Although Colin Tudge (in The Variety Of Life) is happy enough with the cormorant's above classification, Wikipedia casts doubt on pelecaniformes being a true clade (that is, a single complete evolutionary grouping), and suggests phalacrocoraciformes as a more properly monophyletic clade.  The issue here is that the pelecaniforme was used to encompass all birds with fully four webbed toes.  But as we know, classification based on such a stark physical trait is dangerous, since the various species could easily have evolved separately but convergently.  If the purpose (webbed feet for paddling) is so clearly useful, that evolutionary change could have happened several times, several locations.

The names cormorant and shag are sometimes used interchangeably, but even when each is called by its proper name, there is no consistency between them.  Their collected family name is Phalacrocoracidae - but the discussion there concludes that this is not one consistent evolutionary grouping.
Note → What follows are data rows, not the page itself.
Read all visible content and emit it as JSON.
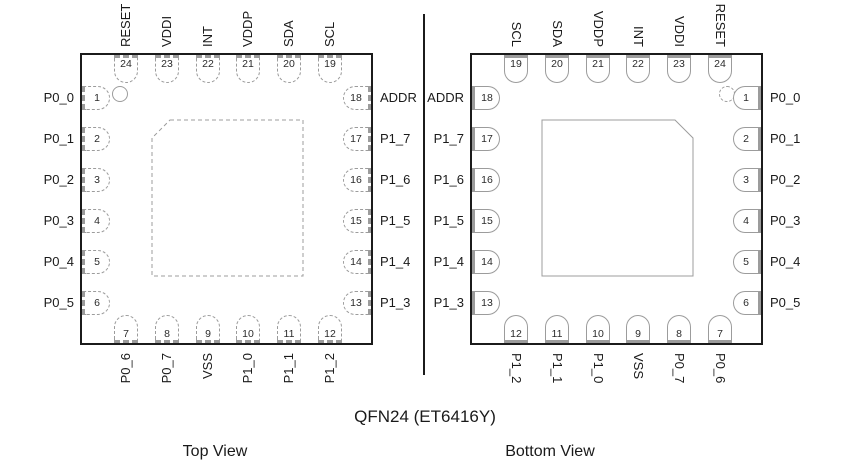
{
  "title": "QFN24 (ET6416Y)",
  "colors": {
    "chip_outline": "#1b1b1b",
    "pin_outline": "#9c9c9c",
    "text": "#1a1a1a"
  },
  "views": [
    {
      "id": "top-view",
      "caption": "Top View",
      "line_style": "dashed",
      "indicator_corner": "top-left",
      "chamfer_corner": "top-left",
      "label_direction": "up",
      "pins": {
        "top": [
          {
            "num": "24",
            "label": "RESET"
          },
          {
            "num": "23",
            "label": "VDDI"
          },
          {
            "num": "22",
            "label": "INT"
          },
          {
            "num": "21",
            "label": "VDDP"
          },
          {
            "num": "20",
            "label": "SDA"
          },
          {
            "num": "19",
            "label": "SCL"
          }
        ],
        "left": [
          {
            "num": "1",
            "label": "P0_0"
          },
          {
            "num": "2",
            "label": "P0_1"
          },
          {
            "num": "3",
            "label": "P0_2"
          },
          {
            "num": "4",
            "label": "P0_3"
          },
          {
            "num": "5",
            "label": "P0_4"
          },
          {
            "num": "6",
            "label": "P0_5"
          }
        ],
        "right": [
          {
            "num": "18",
            "label": "ADDR"
          },
          {
            "num": "17",
            "label": "P1_7"
          },
          {
            "num": "16",
            "label": "P1_6"
          },
          {
            "num": "15",
            "label": "P1_5"
          },
          {
            "num": "14",
            "label": "P1_4"
          },
          {
            "num": "13",
            "label": "P1_3"
          }
        ],
        "bottom": [
          {
            "num": "7",
            "label": "P0_6"
          },
          {
            "num": "8",
            "label": "P0_7"
          },
          {
            "num": "9",
            "label": "VSS"
          },
          {
            "num": "10",
            "label": "P1_0"
          },
          {
            "num": "11",
            "label": "P1_1"
          },
          {
            "num": "12",
            "label": "P1_2"
          }
        ]
      }
    },
    {
      "id": "bottom-view",
      "caption": "Bottom View",
      "line_style": "solid",
      "indicator_corner": "top-right",
      "chamfer_corner": "top-right",
      "label_direction": "down",
      "pins": {
        "top": [
          {
            "num": "19",
            "label": "SCL"
          },
          {
            "num": "20",
            "label": "SDA"
          },
          {
            "num": "21",
            "label": "VDDP"
          },
          {
            "num": "22",
            "label": "INT"
          },
          {
            "num": "23",
            "label": "VDDI"
          },
          {
            "num": "24",
            "label": "RESET"
          }
        ],
        "left": [
          {
            "num": "18",
            "label": "ADDR"
          },
          {
            "num": "17",
            "label": "P1_7"
          },
          {
            "num": "16",
            "label": "P1_6"
          },
          {
            "num": "15",
            "label": "P1_5"
          },
          {
            "num": "14",
            "label": "P1_4"
          },
          {
            "num": "13",
            "label": "P1_3"
          }
        ],
        "right": [
          {
            "num": "1",
            "label": "P0_0"
          },
          {
            "num": "2",
            "label": "P0_1"
          },
          {
            "num": "3",
            "label": "P0_2"
          },
          {
            "num": "4",
            "label": "P0_3"
          },
          {
            "num": "5",
            "label": "P0_4"
          },
          {
            "num": "6",
            "label": "P0_5"
          }
        ],
        "bottom": [
          {
            "num": "12",
            "label": "P1_2"
          },
          {
            "num": "11",
            "label": "P1_1"
          },
          {
            "num": "10",
            "label": "P1_0"
          },
          {
            "num": "9",
            "label": "VSS"
          },
          {
            "num": "8",
            "label": "P0_7"
          },
          {
            "num": "7",
            "label": "P0_6"
          }
        ]
      }
    }
  ]
}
The cormorant I encountered was not well, if it was so near humans.  It was wandering around, not flying, and unlike the one above had most of its tail feathers missing - and appeared far too tame for its own good.  It and kids were a danger to each other.  I contacted the wildlife rescue organisation WIRES, who recommended taking it to a vet that was on the Wires register; so I took it to Struggletown in Randwick.  Unfortunately, it died within the next two days - as a result of lead poisoning.  How?  Unknown, and this was not the first bird specimen to be sent off for analysis for this issue.  Also not known what the missing tailfeathers had to do with its plight.  I was told the apparent tameness was due to lack of interaction with humans.  Still, it was the indirect effect of human activity that got it in the end.